I Thought I Was an Awesome Mother, Until…

I thought I was doing pretty good at this parenting thing until my kids hit puberty,” the woman I just met at my daughter’s horse-riding lessons said.

I thought of all the times I’ve started to feel like I was nailing motherhood until one of my children started some new, and usually undesirable, stage. Just when I thought I knew what I was doing, everything would change and my newly minted “Top Parent” crown would start to wobble.

I realized I knew this “I thought I was an awesome mother” trap very well. For example:

I thought I was an awesome mother until I realized my child was 18 months old and they still woke several times a night.

I thought I was an awesome mother until I couldn’t get my child to eat vegetables.

I thought I was an awesome mother until my child started giving me attitude on a regular basis.

I thought I was an awesome mother until I noticed when I was out with friends that I dreaded returning home to my children.

Or when my child had been acting out and I hadn’t realized she was stressing about standardised testing.

I thought I was an awesome mother until I realized I’d shouted at my children every day for two weeks.

I realized even if I wanted my child to do homework, I would probably struggle to get them to do it.

I thought I was an awesome mother until I realized I was fantasizing about running away to somewhere that nobody knows me.

I thought I was an awesome mother until my child said they hated me.

The danger of evaluating your parenting skills based on outcomes is that you may regularly feel incompetent. Raising children is a process in which they change frequently, they develop skills and they test boundaries. Raising children is also a stressful, time-consuming journey in which your pre-child calm will be sorely tested.

If we can only feel like an awesome mother when our child is on track and compliant, we set ourselves up for feeling like a failure. If we can only feel like an awesome mother when we feel positive about motherhood and our children, we will easily swing from high to low on our parenting journey without any sense of confidence.

Raising children is like a long term project, with other stakeholders involved. Some stages of the project will be smooth sailing or even rewarding, others will be hellish and some will just be a matter of trying to maintain some forward momentum, one footstep after the other. All the time, hoping and praying that the love and the support you have given your child repeatedly will pay off.
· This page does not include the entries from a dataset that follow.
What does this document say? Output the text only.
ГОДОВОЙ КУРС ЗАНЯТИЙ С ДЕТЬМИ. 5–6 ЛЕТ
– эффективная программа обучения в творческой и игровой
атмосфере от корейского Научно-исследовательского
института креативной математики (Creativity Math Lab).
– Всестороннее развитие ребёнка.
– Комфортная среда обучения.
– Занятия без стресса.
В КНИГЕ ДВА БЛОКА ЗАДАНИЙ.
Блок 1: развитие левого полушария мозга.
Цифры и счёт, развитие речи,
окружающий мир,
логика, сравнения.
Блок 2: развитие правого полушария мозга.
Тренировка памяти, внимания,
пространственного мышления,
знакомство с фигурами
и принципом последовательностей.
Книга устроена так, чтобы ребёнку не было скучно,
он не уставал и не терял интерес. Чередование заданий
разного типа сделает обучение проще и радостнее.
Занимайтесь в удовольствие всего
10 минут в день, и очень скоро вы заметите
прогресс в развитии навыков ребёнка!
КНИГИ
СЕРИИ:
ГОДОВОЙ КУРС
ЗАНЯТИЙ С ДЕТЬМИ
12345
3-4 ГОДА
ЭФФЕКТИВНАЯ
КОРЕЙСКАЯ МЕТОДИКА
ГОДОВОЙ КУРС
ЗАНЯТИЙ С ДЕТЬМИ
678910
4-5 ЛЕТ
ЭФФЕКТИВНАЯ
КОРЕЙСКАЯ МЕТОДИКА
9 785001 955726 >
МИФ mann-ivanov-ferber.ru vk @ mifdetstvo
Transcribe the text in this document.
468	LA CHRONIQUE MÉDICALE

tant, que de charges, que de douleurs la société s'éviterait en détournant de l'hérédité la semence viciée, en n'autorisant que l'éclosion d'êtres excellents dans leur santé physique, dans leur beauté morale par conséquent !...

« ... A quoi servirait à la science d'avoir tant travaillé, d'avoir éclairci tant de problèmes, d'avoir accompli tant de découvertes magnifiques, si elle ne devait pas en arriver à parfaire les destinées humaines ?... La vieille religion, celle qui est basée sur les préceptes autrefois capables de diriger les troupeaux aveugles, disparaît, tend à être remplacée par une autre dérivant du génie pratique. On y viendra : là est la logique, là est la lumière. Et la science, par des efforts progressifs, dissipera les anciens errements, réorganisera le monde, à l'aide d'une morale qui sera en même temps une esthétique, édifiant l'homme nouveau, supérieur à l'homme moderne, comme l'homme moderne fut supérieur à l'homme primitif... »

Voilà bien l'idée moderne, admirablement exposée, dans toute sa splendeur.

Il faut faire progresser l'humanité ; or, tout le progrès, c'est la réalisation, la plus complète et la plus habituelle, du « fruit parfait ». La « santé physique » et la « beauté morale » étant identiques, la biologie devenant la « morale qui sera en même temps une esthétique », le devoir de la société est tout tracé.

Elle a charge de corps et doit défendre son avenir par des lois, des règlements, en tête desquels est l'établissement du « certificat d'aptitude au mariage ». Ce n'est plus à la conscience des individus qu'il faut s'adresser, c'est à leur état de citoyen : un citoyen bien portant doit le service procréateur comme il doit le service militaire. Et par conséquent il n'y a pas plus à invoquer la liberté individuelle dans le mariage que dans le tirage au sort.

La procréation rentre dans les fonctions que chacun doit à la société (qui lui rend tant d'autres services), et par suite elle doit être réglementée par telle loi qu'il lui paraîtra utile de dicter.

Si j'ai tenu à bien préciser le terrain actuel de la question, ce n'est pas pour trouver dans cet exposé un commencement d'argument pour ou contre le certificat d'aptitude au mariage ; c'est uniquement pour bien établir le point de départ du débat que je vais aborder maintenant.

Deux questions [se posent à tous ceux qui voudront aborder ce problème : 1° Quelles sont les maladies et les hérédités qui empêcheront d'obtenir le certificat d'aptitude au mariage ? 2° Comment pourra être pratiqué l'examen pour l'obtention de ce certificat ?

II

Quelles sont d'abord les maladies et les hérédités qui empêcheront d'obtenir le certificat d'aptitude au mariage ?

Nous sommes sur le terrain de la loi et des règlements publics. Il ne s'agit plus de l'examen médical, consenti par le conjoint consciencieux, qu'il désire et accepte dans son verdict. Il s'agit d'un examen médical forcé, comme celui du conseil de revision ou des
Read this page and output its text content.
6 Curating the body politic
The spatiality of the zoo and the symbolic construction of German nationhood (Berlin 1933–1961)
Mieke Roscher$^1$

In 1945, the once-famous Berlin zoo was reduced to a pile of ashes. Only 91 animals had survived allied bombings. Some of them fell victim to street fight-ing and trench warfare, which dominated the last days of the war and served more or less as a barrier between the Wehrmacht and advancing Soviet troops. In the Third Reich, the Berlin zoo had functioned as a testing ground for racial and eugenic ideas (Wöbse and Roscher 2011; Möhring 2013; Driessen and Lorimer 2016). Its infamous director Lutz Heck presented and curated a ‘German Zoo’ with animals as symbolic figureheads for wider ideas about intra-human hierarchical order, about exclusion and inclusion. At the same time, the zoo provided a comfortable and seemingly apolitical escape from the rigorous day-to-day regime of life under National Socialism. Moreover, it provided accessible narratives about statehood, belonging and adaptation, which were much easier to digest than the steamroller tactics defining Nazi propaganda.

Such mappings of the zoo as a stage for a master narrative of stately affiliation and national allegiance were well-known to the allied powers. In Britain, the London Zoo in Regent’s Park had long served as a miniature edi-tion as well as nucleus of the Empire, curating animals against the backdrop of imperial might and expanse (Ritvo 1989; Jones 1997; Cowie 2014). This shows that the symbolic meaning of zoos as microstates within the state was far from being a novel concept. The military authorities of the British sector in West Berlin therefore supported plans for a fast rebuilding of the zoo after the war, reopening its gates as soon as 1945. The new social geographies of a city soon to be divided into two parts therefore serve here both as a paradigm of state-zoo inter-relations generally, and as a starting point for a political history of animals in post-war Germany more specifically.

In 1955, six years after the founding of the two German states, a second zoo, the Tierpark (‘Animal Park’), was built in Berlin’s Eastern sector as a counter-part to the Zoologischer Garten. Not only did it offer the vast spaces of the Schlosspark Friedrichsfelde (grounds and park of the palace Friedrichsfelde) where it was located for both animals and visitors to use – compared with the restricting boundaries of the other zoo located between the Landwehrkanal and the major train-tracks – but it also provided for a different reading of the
In my former workplace in a maternity hospital, our team area had a poster that read “The first 40 years of motherhood are the hardest”. Surely an overstatement, I thought during my ‘before child’ existence.

These days I think it’s likely an accurate statement.

So mothers, let’s just remember that sticking by these children we’re raising for the next forty years—loving them, praising them, cheering them on—is great, and often good enough. Let’s use our persistent love as our yardstick for awesome parenting rather than any temporary outcome or marker of success.